Gloria in excelsis vino

gloriaLe  jeune château Gloria, propriété de Jean-Louis Triaud (également connu comme patron des Girondins et gendre de Henri Martin, à l’origine de la renaissance du vignoble), fêtait il y a quelques jours ses 70 ans, en même temps que ceux de son hôte : Alain Senderens. Pipoles et journalistes avaient été conviés de longue date pour une symphonie en rouges d’anthologie.

L’autre propriété familiale, château Saint-Pierre, 4e cru classé de Saint-Julien, était de la partie. En première mi-temps, une dégustation verticale des 2004, 2005 et 2006 permit de se faire une certaine idée des derniers millésimes, en écho à ceux qui allaient bientôt être servis au déjeuner (le château Bel-Air, un haut-médoc également dans le giron des Triaud depuis trente ans, fit une belle prestation).

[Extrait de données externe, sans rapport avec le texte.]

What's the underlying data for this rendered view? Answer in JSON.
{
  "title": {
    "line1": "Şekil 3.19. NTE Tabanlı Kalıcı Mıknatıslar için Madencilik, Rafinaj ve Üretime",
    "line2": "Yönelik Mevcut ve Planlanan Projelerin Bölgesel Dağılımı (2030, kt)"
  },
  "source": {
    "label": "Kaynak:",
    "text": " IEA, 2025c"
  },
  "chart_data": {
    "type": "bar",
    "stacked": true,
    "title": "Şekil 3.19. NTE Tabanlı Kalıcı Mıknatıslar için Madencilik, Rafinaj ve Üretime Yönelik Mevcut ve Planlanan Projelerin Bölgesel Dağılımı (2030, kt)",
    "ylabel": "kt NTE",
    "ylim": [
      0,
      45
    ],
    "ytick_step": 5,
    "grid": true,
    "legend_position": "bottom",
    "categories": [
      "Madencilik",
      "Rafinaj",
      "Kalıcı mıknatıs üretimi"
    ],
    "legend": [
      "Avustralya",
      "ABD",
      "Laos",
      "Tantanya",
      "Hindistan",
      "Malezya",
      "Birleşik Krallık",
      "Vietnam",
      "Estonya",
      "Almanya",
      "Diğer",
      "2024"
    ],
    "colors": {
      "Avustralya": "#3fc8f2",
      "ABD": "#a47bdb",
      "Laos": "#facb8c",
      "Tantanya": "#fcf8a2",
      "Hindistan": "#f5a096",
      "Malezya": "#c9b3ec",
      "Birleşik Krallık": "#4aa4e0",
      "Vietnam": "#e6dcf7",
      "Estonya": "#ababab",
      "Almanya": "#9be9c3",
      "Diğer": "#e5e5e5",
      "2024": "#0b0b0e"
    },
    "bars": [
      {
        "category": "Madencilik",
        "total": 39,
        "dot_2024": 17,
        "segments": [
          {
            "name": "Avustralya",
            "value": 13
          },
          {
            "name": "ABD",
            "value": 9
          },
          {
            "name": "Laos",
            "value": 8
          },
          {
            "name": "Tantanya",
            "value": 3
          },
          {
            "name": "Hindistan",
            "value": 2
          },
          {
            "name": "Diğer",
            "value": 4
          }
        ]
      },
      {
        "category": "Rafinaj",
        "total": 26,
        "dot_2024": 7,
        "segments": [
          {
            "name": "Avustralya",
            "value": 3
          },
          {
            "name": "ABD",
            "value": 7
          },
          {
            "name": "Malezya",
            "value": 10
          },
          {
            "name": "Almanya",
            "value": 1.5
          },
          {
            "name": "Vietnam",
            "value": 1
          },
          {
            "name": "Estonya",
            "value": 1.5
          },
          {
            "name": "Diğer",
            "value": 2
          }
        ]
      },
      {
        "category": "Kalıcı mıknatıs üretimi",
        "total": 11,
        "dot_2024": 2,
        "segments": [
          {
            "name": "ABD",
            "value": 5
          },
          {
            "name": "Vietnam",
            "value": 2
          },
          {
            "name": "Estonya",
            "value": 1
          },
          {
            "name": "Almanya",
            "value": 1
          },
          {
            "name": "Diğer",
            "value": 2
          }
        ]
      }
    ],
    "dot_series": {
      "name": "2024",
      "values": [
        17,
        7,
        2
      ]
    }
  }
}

Le maestro avait planché dur, c’est certain : les accords présentés furent de haute volée.

L’entrée en matière surprit par son audace : du navet. Dieu que c’est démodé. Celui-là était du Pardailhan (un terroir à navet languedocien), cuit en trois façons : en purée, entier et en palais. L’association autour de l’amertume fut sublime.

Château Gloria 1979 l’entoura de ses bons soins : une évolution patente, mais néanmoins un vin encore vivace, frais et long, délié, sur des arômes tertiaires  délicatement réglissés, acheva de séduire l’assemblée.

Suivirent des suprêmes de grouse d’Écosse, volatile apprêté en viennoise, au caractère giboyeux prégnant. Loin de se laisser démonter par la puissance du coq de bruyère, Saint-Pierre 1989 contra généreusement la texture ferme de la viande par un velouté des plus épanouis et une tendreté avenante. Plus fatigué à la robe que certains grands crus, ce 89 démontrait encore une belle énergie.

Vint le fromage. Méfiance car les doctes préconisent le vin blanc. Les plus audacieux ou les moins sceptiques continuent de voir rouge, à condition de rester fidèle. Au saint-nectaire. Escorté de lamelles de champignon de Paris cru, de pain toasté, l’accord mets et vins se joua en deux rounds : autour des arômes de sous-bois, de mousse, et sur les textures, entre le croquant du pain et le moelleux de la pâte. Tout simplement parfait !

Fin du temps réglementaire avec un dessert 100% chocolat : bonbon et tartelette face à un Château Gloria 1989 tout en velours et retenue. Il fallait oser. Ce le fut. Bravo.